Valentine’s Day was plunked right in the middle of February all those years ago in hopes the accumulating love would melt accumulated snow.
Not really, and I digress, as the heading of this editorial might suggest, but I just had to get that out of my system.
Because we’ve got weeks of winter left. Or, as Eyore might tell Winnie The Pooh, months and years and decades of winter left between now and the Heart of Virginia Festival, and we need to be prepared to drive safely through anything winter throws at us.
And the best way to accomplish that feat is simply not to drive at all. If you don’t absolutely have to get behind the wheel before VDOT and the Town of Farmville can plow the snow away, then do not do so. Nobody who did not drive during last week’s snowstorm was in a traffic accident.
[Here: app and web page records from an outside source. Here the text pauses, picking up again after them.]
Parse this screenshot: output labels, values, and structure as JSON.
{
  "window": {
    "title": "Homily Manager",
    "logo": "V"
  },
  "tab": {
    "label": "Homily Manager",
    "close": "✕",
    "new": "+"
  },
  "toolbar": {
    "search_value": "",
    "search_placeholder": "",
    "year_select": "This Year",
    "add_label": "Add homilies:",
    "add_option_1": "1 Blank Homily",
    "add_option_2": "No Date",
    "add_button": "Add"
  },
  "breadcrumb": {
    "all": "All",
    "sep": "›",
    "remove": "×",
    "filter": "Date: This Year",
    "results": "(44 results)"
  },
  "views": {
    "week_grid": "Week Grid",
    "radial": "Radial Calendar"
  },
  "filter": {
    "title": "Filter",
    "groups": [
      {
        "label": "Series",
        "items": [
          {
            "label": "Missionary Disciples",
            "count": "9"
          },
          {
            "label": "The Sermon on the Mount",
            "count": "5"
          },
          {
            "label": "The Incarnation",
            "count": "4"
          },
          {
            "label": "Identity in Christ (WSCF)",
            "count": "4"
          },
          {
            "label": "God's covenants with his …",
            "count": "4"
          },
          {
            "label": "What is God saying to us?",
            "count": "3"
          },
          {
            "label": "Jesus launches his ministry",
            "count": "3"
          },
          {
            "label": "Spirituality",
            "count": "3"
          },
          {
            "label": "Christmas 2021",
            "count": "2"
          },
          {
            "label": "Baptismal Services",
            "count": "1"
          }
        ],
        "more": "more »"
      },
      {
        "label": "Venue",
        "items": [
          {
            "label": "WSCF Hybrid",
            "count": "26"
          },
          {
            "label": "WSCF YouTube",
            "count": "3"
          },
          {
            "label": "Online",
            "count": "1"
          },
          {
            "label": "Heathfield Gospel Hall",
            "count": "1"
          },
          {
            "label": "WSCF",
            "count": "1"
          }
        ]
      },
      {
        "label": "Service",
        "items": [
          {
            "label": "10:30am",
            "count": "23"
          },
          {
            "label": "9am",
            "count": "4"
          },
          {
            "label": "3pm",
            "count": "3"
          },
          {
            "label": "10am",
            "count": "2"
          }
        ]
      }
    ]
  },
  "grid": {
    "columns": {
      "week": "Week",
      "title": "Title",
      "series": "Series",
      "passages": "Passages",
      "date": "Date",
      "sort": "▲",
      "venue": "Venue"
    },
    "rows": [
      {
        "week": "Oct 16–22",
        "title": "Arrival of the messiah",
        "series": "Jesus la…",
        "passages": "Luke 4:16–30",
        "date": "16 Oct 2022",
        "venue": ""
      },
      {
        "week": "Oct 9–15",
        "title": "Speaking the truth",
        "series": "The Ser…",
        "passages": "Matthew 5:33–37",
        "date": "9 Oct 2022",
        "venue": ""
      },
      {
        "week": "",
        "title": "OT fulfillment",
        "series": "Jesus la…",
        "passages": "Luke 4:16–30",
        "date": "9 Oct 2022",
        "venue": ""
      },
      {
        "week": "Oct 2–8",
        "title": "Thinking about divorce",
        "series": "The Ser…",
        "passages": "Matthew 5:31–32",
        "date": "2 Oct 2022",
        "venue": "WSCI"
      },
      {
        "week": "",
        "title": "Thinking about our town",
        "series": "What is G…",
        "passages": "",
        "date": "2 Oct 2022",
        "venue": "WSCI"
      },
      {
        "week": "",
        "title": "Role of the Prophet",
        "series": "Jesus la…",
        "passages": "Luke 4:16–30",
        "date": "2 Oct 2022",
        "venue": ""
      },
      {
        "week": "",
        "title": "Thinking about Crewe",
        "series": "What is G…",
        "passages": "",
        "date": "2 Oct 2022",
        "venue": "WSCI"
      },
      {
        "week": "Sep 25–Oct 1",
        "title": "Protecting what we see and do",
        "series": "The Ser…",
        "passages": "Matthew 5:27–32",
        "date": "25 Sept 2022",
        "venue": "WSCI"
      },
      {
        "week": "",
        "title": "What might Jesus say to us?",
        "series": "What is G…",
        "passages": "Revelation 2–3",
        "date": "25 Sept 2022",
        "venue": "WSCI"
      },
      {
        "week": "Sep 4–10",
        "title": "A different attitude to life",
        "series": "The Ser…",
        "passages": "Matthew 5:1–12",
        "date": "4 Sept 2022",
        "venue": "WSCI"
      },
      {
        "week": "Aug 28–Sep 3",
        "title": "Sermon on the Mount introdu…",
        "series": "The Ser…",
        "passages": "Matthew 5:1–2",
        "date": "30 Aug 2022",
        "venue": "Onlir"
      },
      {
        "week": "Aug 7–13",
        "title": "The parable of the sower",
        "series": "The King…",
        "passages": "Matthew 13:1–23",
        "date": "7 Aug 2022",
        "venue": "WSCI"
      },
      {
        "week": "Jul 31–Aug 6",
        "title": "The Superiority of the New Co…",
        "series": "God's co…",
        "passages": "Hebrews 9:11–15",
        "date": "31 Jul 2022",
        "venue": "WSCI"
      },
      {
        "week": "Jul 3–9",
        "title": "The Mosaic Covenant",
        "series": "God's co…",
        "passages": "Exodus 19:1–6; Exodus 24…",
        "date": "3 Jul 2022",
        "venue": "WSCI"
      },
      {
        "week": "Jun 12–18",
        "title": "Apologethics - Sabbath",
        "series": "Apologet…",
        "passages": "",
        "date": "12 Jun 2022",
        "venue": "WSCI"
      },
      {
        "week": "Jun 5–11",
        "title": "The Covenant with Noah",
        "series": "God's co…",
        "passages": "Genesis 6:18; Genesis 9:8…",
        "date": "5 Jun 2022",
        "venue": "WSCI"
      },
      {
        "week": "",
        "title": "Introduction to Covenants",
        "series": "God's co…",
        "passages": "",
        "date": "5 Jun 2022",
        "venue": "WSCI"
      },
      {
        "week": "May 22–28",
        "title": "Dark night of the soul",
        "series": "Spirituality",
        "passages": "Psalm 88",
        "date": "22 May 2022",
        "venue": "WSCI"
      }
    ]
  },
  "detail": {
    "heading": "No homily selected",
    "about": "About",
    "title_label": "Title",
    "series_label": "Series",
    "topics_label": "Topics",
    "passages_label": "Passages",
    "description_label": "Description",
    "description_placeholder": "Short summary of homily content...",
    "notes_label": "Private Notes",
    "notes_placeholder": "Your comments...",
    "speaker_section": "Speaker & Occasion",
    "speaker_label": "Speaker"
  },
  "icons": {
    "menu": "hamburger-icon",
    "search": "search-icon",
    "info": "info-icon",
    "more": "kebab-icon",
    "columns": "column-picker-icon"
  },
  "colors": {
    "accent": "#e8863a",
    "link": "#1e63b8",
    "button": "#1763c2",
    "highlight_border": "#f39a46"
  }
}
On the other hand, the Virginia State Police responded to 3,363 calls for service, statewide, in less than 24 hours. In our own Division III, centered in Appomattox and spreading up to Charlottesville and down to South Hill, State Troopers responded to 93 traffic crashes, 46 disabled vehicles and 261 calls for help between 4 p.m. on that Monday through noon the following day. And our local sheriff’s departments responded to six more crashes in Buckingham, five in Cumberland and 17 in Prince Edward.
No, the safest way to get home safely during such weather conditions is to stay home in the first place.
But, if you must drive—and all of us had to drive home from work that day—the Virginia State Police offer these driving tips:
Clear off all snow from your vehicle—windows, roof, truck and lights.
Add extra time to reach your travel destination.
Slow your speed to fit road conditions.
Increase driving distances between vehicles for increased stopping distance.
Buckle up and don’t drive distracted.
Move over for all stopped emergency vehicles, high vehicles and tow trucks.
The goal, of course, is to be declared safe at home, as any baseball player would tell you.